Comment 9 ell1e 2021-01-27 17:43:22 UTC
My exact CPU is AMD Ryzen 5 1600, and I tested 5.11.0-0.rc4.129.vanilla.1.fc33.x86_64 which I assume is newer? So maybe you seeing no freeze yet might have just been coincidence or something, who knows. (Or maybe it affects different Ryzen gens differently?) I do hope there will be some sort of kernel bugzilla response soon.

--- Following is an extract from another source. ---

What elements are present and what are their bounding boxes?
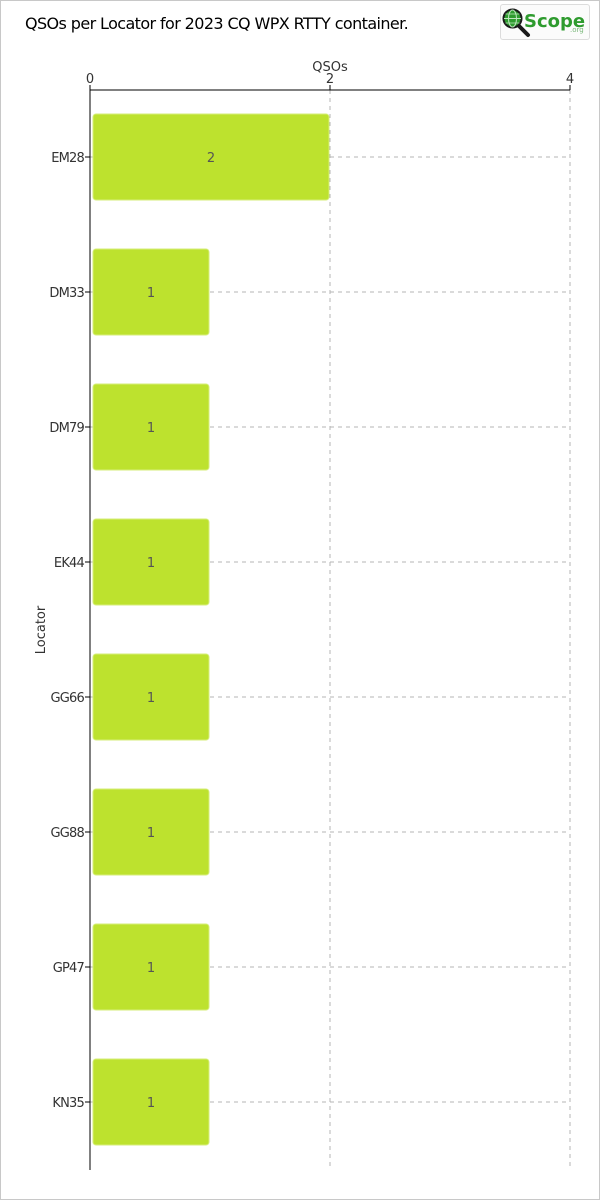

Comment 10 ell1e 2021-02-04 21:28:31 UTC
Will a package pin on 5.8 in dnf get removed by an upgrade to Fedora 34 (since I assume that one no longer ships 5.8 officially)? If yes then this is actually kind of a significant upgrade blocker... I'm actually not sure if even the installer would run without a freeze, possibly messing up the install, since it boots into its own initramfs thing :(

Comment 11 ell1e 2021-03-29 00:24:48 UTC
Just a reminder this basically turns computers unusable, I might as well switch to FreeBSD or Debian Stable at this point once Fedora 33 support runs out. Is there ANY plan to have this looked into?

Comment 12 ell1e 2021-04-15 06:24:26 UTC
This appears to have been fixed in 5.11.11-200.fc33.x86_6 (or earlier), I can no longer reproduce after running the machine for days. Unless somebody protests soon, I will close the ticket.

Comment 13 Jan Dobes 2021-04-29 14:52:38 UTC
I'm running this kernel for several weeks and I can no longer reproduce it as well.